Tuesday, December 31, 2013

2013 Memoir Mind Round-Up

And More, Atlanta GA 2011

Help me celebrate a full year of this blog being online!

What this post IS:
The best of what I read (could be published this year, could not be)
A list that focuses on my particular slant: mindfulness in memoir and seeing the writer's mind
An extension of my page that lists recommended memoirs and books about memoir

What this post is NOT: 
An industry summation
A list of what was published this year
A conclusive list of all I read of/about memoir this year

On to my round-up for 2013

Saturday, December 21, 2013

The New Anonymity

"Brain Print" / Chicago IL / 2013
On a flight back to Madison recently, I ran into one of my online writing students, a woman I had not seen in person for a few years. I knew she'd be coming to town, but I hadn't realized it was at the same time as me. In fact, the night before, I had emailed her asking when we could see each other. Then, at the gate, laying over from another location than mine, there she was.

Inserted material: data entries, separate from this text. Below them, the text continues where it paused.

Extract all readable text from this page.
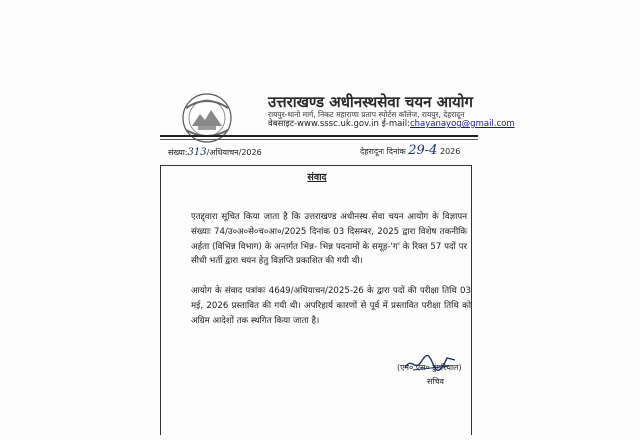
उत्तराखण्ड अधीनस्थसेवा चयन आयोग
रायपुर-थानो मार्ग, निकट महाराणा प्रताप स्पोर्टस कॉलेज, रायपुर, देहरादून
वेबसाइट-www.sssc.uk.gov.in ई-mail:chayanayog@gmail.com
संख्या:313/अधियाचन/2026	देहरादूनः दिनांक 29-4 2026
संवाद
एतद्द्वारा सूचित किया जाता है कि उत्तराखण्ड अधीनस्थ सेवा चयन आयोग के विज्ञापन संख्याः 74/उ०अ०से०च०आ०/2025 दिनांक 03 दिसम्बर, 2025 द्वारा विशेष तकनीकि अर्हता (विभिन्न विभाग) के अन्तर्गत भिन्न- भिन्न पदनामों के समूह-'ग' के रिक्त 57 पदों पर सीधी भर्ती द्वारा चयन हेतु विज्ञप्ति प्रकाशित की गयी थी।
आयोग के संवाद पत्रांकः 4649/अधियाचन/2025-26 के द्वारा पदों की परीक्षा तिथि 03 मई, 2026 प्रस्तावित की गयी थी। अपरिहार्य कारणों से पूर्व में प्रस्तावित परीक्षा तिथि को अग्रिम आदेशों तक स्थगित किया जाता है।
(एन० एस० डुंगरियाल)
सचिव
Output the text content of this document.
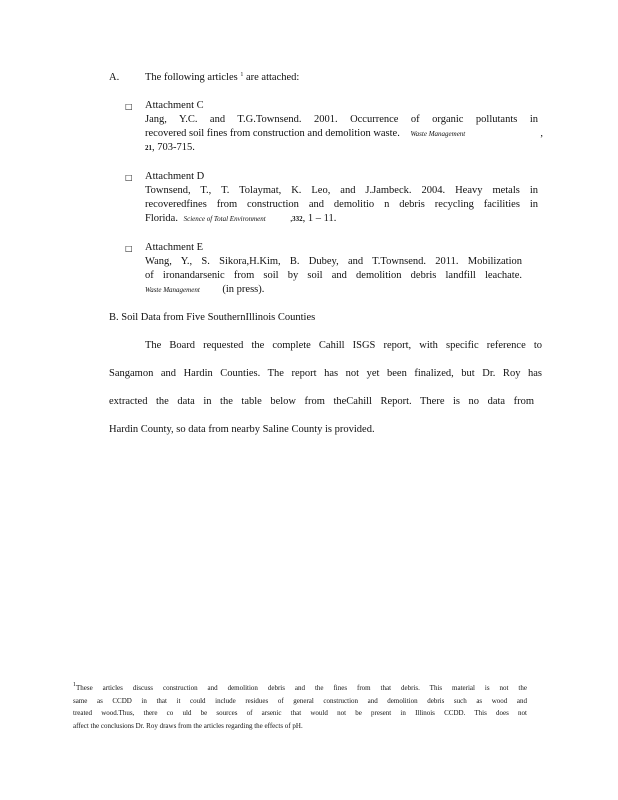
A. The following articles $^1$ are attached:
□ Attachment C
Jang, Y.C. and T.G.Townsend. 2001. Occurrence of organic pollutants in
recovered soil fines from construction and demolition waste. Waste Management	,
21, 703-715.
□ Attachment D
Townsend, T., T. Tolaymat, K. Leo, and J.Jambeck. 2004. Heavy metals in
recoveredfines from construction and demolitio n debris recycling facilities in
Florida. Science of Total Environment	,332, 1 – 11.
□ Attachment E
Wang, Y., S. Sikora,H.Kim, B. Dubey, and T.Townsend. 2011. Mobilization
of ironandarsenic from soil by soil and demolition debris landfill leachate.
Waste Management (in press).
B. Soil Data from Five SouthernIllinois Counties
The Board requested the complete Cahill ISGS report, with specific reference to
Sangamon and Hardin Counties. The report has not yet been finalized, but Dr. Roy has
extracted the data in the table below from theCahill Report. There is no data from
Hardin County, so data from nearby Saline County is provided.
$^1$These articles discuss construction and demolition debris and the fines from that debris. This material is not the
same as CCDD in that it could include residues of general construction and demolition debris such as wood and
treated wood.Thus, there co uld be sources of arsenic that would not be present in Illinois CCDD. This does not
affect the conclusions Dr. Roy draws from the articles regarding the effects of pH.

Hey! I cried out and we both leaped up and hugged one another. It's not surprising that we got to talking about memoir, since she has written one and is shopping it around, and since I have been running an in person memoir critique group for over a year now. I asked her if the publisher she had mentioned a few months before had gotten back to her, and she admitted to dropping the ball herself. I sensed some ambivalence. I asked a bit more about it.

"The thing is, the memoir is about a really dark time in my life. All the people who have read it say it needs to get out - and I agree. But..." Eventually what we came to discuss was her fear, which is legitimate: what would happen if now, in her public life in another realm, the story did well enough to drawn attention to her. What then? How could she bring her two lives together?

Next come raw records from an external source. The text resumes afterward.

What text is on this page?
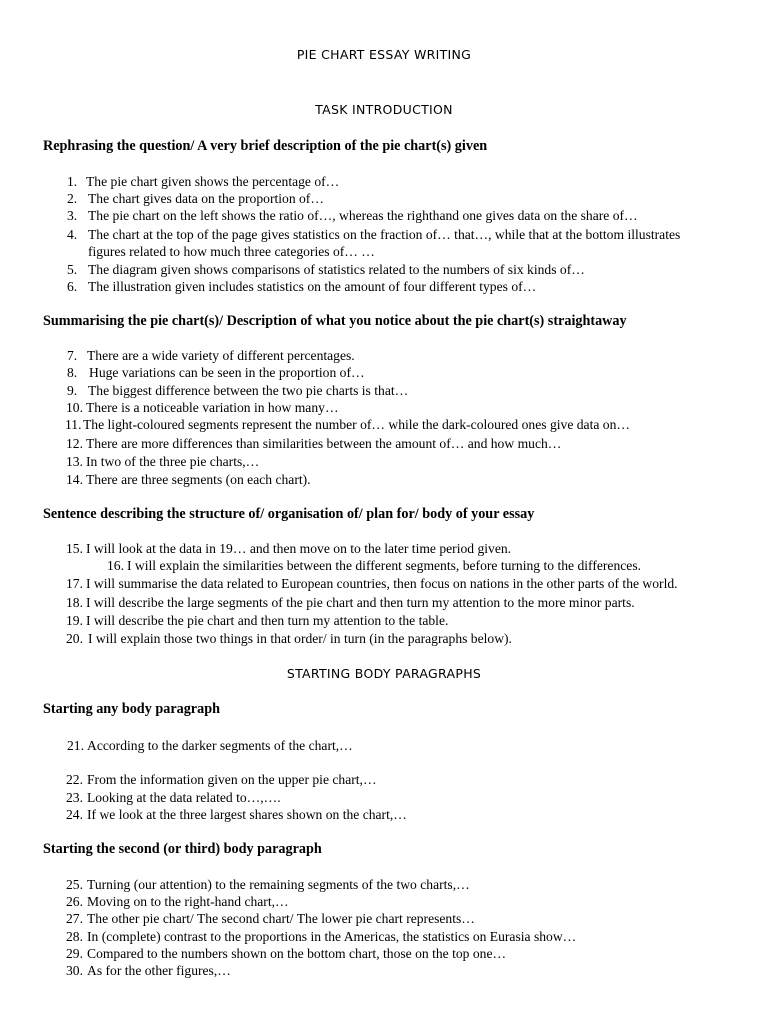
PIE CHART ESSAY WRITING
TASK INTRODUCTION
Rephrasing the question/ A very brief description of the pie chart(s) given
1. The pie chart given shows the percentage of…
2. The chart gives data on the proportion of…
3. The pie chart on the left shows the ratio of…, whereas the righthand one gives data on the share of…
4. The chart at the top of the page gives statistics on the fraction of… that…, while that at the bottom illustrates
figures related to how much three categories of… …
5. The diagram given shows comparisons of statistics related to the numbers of six kinds of…
6. The illustration given includes statistics on the amount of four different types of…
Summarising the pie chart(s)/ Description of what you notice about the pie chart(s) straightaway
7. There are a wide variety of different percentages.
8. Huge variations can be seen in the proportion of…
9. The biggest difference between the two pie charts is that…
10. There is a noticeable variation in how many…
11. The light-coloured segments represent the number of… while the dark-coloured ones give data on…
12. There are more differences than similarities between the amount of… and how much…
13. In two of the three pie charts,…
14. There are three segments (on each chart).
Sentence describing the structure of/ organisation of/ plan for/ body of your essay
15. I will look at the data in 19… and then move on to the later time period given.
16. I will explain the similarities between the different segments, before turning to the differences.
17. I will summarise the data related to European countries, then focus on nations in the other parts of the world.
18. I will describe the large segments of the pie chart and then turn my attention to the more minor parts.
19. I will describe the pie chart and then turn my attention to the table.
20. I will explain those two things in that order/ in turn (in the paragraphs below).
STARTING BODY PARAGRAPHS
Starting any body paragraph
21. According to the darker segments of the chart,…
22. From the information given on the upper pie chart,…
23. Looking at the data related to…,….
24. If we look at the three largest shares shown on the chart,…
Starting the second (or third) body paragraph
25. Turning (our attention) to the remaining segments of the two charts,…
26. Moving on to the right-hand chart,…
27. The other pie chart/ The second chart/ The lower pie chart represents…
28. In (complete) contrast to the proportions in the Americas, the statistics on Eurasia show…
29. Compared to the numbers shown on the bottom chart, those on the top one…
30. As for the other figures,…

"I don't want to, you know? I mean, I'd be happy to travel around and talk to people about the book, help at support groups and the like. But I don't want the people in my life now to be asking me those things." I asked if she'd thought of using a pseudonym - she had, but that seemed so complex. "And in the age of the Internet, people could put two and two together so quickly."

Only if they want to.

Monday, December 16, 2013

The Most Important Memoir Question

Are you ready?
It's a question to ask, not to answer.
It's a question that can create madness if you are too forceful with it.

Who Am I?

That's right. I would contend that a lot of the problem with this question, which certainly plenty of memoirists are asking, is not that they are asking it. It's that they are hoping to answer it.

I am going to break the suspense: There Is No Answer.

No one answer. No memoir will capture you forever. In fact, memoir is supposed to be one aspect of you - not your whole life or whole self. Most of my students overshoot, try to cover everything, or start writing about everything in order to see if they can feel out what is underneath. This kind of feeling out is very helpful and useful, but does not replace the actual understanding that needs to come with picking out themes and structure:

There. Is. No. You.

Tuesday, December 10, 2013

Ann Patchett on Killing and Writing


These passages are from a Byliner mini ebook called The Getaway Car, which can be found here for $2.99. The Getaway Car is also a chapter in Ann Patchett's brand new book, This Is The Story of a Happy Marriage, which is a collection of nonfiction essays (only some about writing) recently out in hardcover. While the larger book is interesting, The Getaway Car blew my socks off so hard that no other essay in the book can even hold a candle to it. Get it. Now.

 Patchett is writing about fiction in The Getaway Car, though Happy Marriage is a book of nonfiction essays. However, what she says about writing fiction here is EXACTLY the same with especially memoir. When she speaks of that butterfly below, imagine she means, instead of the idea of a story, YOUR LIFE. How hard it is to go from YOUR LIFE to WORDS ON PAPER/MEMOIR. Absolutely killer accurate description:

 The book makes a breeze around my head like an oversize butterfly whose wings were cut from the rose window in Notre Dame. The book, of which I have not yet written one word, is a thing of indescribable beauty, unpredictable in its patterns, piercing in its color, so wild and loyal in its nature that my love for this book and my faith in it as I track its lazy flight is the single perfect joy in my life…When I can’t think of another stall, when putting it off has actually become more painful than doing it, I reach into the air and pluck the butterfly up. I take it from the region of my head and I press it down against my desk, and there, with my own hand, I kill it. It’s not that I want to kill it, but it’s the only way I can get something that is so three-dimensional onto the flat page…Everything that was beautiful about this living thing – all the color, the light and movement – is gone. What I’m left with is the dry husk of my friend, the broken body chipped, dismantled and poorly reassembled. Dead. That’s the book…The journey from the head to the hand is perilous and lined with bodies…Only a few of us are going to be willing to break our own hearts by trading in the living beauty of imagination for the stark disappointment of words.